Qualche giorno prima dell’evento, venerdì 13 ottobre, quella stessa storia ha assunto dei toni completamente diversi, troppo politici e fraintendibili. Cos’è cambiato è di fronte agli occhi di tutti, e anche sulla bocca degli organizzatori. “A causa della guerra iniziata da Hamas, che sta portando sofferenza a milioni di israeliani e palestinesi, Liptrom ha deciso di non ospitare la cerimonia di premiazione per il LiBeraturpreis […]. La legittimità del premio ad Adania Shibli non è mai stata messa in dubbio”. riporta il sito di Liptrom.
Spazio per ridare spazio. Adania Shibli, nel suo romanzo dal mancato premio, è riuscita ad unire le storie di due donne vicine e allo stesso tempo lontane nel tempo e nello spazio, (ri)creando la voce di un intero popolo grazie alla verità artefatta del romanzo e del suo linguaggio.
Qui Mis(S)conosciute - Scrittrici tra parentesi ne fa un ritratto perfetto.
🌱 La parola
Victim blaming
La colpevolizzazione della vittima consiste nel ritenere la vittima di un crimine o di altre sventure parzialmente o interamente responsabile di ciò che le è accaduto.
Questo ribaltamento della realtà è doppiamente grave: travisa la rappresentazione collettiva dei fenomeni e, ancor più, riverbera sulla percezione della realtà della vittima inducendola ad autocolpevolizzarsi.

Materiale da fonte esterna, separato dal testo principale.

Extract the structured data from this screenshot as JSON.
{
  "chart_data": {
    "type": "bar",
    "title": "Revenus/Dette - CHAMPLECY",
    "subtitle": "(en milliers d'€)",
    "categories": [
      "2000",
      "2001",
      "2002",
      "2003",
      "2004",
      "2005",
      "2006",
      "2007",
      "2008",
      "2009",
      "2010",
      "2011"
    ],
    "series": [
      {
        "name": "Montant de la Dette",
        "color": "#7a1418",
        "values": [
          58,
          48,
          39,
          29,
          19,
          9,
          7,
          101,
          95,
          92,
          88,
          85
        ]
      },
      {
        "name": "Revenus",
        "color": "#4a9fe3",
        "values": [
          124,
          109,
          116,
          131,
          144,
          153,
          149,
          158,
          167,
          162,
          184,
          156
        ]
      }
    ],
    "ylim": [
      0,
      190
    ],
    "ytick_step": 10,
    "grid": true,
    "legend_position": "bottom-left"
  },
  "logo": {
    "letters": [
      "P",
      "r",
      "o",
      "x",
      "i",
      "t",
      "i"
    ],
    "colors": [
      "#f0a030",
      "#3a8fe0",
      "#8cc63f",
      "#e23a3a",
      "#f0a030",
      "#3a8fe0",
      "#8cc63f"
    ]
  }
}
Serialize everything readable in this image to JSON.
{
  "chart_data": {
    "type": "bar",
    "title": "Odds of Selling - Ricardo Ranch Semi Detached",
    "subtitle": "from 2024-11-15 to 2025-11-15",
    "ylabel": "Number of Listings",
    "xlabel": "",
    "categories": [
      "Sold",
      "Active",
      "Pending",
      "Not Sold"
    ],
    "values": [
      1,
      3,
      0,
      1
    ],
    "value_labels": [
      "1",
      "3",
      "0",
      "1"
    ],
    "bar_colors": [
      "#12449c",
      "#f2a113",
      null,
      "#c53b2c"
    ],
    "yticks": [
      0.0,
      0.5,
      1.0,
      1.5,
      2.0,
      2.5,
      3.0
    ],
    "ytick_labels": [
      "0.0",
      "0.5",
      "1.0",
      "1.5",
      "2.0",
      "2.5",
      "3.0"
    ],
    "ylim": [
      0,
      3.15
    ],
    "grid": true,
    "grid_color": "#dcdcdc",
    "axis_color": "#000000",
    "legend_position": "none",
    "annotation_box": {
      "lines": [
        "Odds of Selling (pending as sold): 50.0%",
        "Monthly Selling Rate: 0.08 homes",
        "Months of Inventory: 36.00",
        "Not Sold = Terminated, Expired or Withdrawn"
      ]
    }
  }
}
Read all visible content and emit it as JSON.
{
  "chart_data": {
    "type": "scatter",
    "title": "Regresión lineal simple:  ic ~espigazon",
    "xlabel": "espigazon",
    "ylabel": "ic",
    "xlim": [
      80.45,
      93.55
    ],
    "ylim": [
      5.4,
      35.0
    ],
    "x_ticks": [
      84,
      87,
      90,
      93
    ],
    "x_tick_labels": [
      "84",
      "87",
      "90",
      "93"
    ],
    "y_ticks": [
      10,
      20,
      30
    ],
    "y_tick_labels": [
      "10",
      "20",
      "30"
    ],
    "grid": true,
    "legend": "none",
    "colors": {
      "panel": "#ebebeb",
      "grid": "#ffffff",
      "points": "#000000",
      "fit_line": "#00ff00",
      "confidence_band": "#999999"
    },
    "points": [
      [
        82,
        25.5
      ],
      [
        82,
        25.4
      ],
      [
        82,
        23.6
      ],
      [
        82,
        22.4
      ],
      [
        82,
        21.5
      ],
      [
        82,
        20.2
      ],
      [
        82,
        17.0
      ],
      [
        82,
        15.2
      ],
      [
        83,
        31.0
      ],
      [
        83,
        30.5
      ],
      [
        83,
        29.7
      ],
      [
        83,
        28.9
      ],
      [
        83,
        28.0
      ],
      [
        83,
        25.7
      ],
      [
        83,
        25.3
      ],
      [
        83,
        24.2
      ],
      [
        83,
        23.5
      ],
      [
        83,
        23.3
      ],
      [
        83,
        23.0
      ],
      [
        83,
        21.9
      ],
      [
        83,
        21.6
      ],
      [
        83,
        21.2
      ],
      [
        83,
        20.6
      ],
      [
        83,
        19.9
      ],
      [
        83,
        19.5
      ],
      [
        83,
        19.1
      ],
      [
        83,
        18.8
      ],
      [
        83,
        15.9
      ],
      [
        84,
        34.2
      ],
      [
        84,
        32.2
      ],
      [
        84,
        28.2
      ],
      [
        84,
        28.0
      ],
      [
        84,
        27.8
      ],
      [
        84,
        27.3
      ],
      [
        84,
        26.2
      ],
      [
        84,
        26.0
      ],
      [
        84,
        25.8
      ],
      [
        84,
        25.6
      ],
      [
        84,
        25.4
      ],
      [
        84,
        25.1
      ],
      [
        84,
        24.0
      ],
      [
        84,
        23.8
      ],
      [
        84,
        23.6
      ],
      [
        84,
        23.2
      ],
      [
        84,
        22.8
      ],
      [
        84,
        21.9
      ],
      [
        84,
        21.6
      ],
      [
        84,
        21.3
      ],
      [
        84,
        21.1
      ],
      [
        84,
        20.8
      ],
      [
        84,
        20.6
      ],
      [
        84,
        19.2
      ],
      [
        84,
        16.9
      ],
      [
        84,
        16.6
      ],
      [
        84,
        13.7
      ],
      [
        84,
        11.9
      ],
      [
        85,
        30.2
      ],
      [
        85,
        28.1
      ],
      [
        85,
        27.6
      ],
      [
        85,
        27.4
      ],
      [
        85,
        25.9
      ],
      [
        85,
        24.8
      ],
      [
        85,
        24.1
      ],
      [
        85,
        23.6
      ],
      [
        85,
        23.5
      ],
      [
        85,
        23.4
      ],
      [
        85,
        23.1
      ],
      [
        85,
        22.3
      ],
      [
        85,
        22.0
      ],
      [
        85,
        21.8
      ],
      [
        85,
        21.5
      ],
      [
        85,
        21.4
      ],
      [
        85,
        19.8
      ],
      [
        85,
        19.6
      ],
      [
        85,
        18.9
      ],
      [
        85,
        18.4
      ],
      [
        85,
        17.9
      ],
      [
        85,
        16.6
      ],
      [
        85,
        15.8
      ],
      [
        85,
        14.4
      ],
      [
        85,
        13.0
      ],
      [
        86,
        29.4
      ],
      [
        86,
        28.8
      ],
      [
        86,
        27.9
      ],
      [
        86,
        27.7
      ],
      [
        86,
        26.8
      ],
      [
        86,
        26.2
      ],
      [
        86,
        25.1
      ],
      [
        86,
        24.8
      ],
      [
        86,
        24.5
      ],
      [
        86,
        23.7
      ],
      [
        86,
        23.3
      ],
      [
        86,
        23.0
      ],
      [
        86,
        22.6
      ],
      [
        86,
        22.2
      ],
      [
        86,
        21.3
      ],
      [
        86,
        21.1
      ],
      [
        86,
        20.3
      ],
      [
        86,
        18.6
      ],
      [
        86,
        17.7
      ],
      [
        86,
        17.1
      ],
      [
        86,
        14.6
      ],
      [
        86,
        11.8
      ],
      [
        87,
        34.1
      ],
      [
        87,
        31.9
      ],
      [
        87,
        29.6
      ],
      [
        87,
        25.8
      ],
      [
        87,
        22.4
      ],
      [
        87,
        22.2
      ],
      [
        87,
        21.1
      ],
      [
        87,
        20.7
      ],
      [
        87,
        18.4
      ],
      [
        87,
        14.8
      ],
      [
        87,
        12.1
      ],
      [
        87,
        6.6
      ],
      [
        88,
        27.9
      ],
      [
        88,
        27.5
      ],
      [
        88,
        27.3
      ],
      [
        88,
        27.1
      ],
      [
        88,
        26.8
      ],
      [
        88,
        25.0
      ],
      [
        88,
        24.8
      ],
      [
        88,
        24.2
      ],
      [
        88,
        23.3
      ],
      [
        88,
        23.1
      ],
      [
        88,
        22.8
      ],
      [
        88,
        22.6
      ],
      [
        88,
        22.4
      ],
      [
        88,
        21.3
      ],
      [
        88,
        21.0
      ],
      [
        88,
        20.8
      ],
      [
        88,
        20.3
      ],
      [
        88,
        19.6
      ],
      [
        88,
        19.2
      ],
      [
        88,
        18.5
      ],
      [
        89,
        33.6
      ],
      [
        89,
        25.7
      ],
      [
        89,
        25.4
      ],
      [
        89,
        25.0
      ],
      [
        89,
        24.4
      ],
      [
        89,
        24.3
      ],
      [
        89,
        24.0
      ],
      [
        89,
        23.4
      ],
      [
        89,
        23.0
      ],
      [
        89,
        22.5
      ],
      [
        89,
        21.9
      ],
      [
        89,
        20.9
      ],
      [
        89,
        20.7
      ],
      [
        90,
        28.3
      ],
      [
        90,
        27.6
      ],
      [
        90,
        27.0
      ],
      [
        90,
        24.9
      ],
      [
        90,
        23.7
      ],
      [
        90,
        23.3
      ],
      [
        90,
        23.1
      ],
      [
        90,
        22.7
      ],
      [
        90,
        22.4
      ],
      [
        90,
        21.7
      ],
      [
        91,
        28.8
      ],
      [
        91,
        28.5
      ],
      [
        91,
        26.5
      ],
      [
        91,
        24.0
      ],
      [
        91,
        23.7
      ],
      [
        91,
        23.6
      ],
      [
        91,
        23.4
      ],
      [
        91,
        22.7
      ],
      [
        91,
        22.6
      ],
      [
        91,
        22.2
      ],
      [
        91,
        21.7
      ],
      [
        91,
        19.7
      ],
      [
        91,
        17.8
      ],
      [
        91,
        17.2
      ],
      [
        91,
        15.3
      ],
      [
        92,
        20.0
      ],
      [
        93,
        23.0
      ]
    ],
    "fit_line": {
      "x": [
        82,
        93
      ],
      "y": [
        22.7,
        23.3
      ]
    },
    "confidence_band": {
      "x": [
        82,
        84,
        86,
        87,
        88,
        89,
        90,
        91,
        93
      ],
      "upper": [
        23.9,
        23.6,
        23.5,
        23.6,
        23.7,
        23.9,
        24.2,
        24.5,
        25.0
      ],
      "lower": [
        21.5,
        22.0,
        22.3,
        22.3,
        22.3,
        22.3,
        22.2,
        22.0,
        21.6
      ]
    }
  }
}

Una delle sue funzioni, nell’attribuzione di colpa alla vittima, è una sorta di difesa, di rassicurazione sociale nel possibile esercizio di un controllo sugli eventi: se, ad esempio, la probabilità di subire una violenza sessuale è maggiore quando questa è associata a determinate caratteristiche della vittima, il non possedere quelle caratteristiche costituirebbe una sorta di riparo dal reato.
La Corte Europea dei Diritti dell’Uomo, il 27 maggio 2021, ha condannato pubblicamente l’Italia per i messaggi di vittimizzazione secondaria che sono contenuti all’interno di sentenze di Tribunale inerenti episodi di violenze sessuali, attraverso cui vengono veicolati pregiudizi sessisti sul ruolo femminile nel contesto italiano.
🍸 Coraggio liquido
Un elegante gin nella terra del Cognac. Rimaniamo in Francia, dove Jean-Sébastien Robicquet - da enologo a master distiller - era alla ricerca di ispirazione per dare vita a un gin “davvero nuovo”. E siccome si trova in Francia, attorno ai vigneti, l’idea è stata quella di raccogliere la fioritura delle uve (Fleurs de Vigne) per creare un gin decisamente innovativo. Nel 2002 nasce quello che oggi è il G’Vine Floraison: la botanica che lo caratterizza è il fiore di vigna, raccolto a giugno nei pochi giorni di fioritura. Sognare bevendo.
❤️ L’amore è una playlist
Ornellona mia insegnami tutto
💫 Autodiagnosi e cura
Autodiagnosi: terse consapevolezze, chirurgica lungimiranza, lessico forbito, scemenze sparse.
Cura: piccoli cerchi, dettagli curati, coccole precise.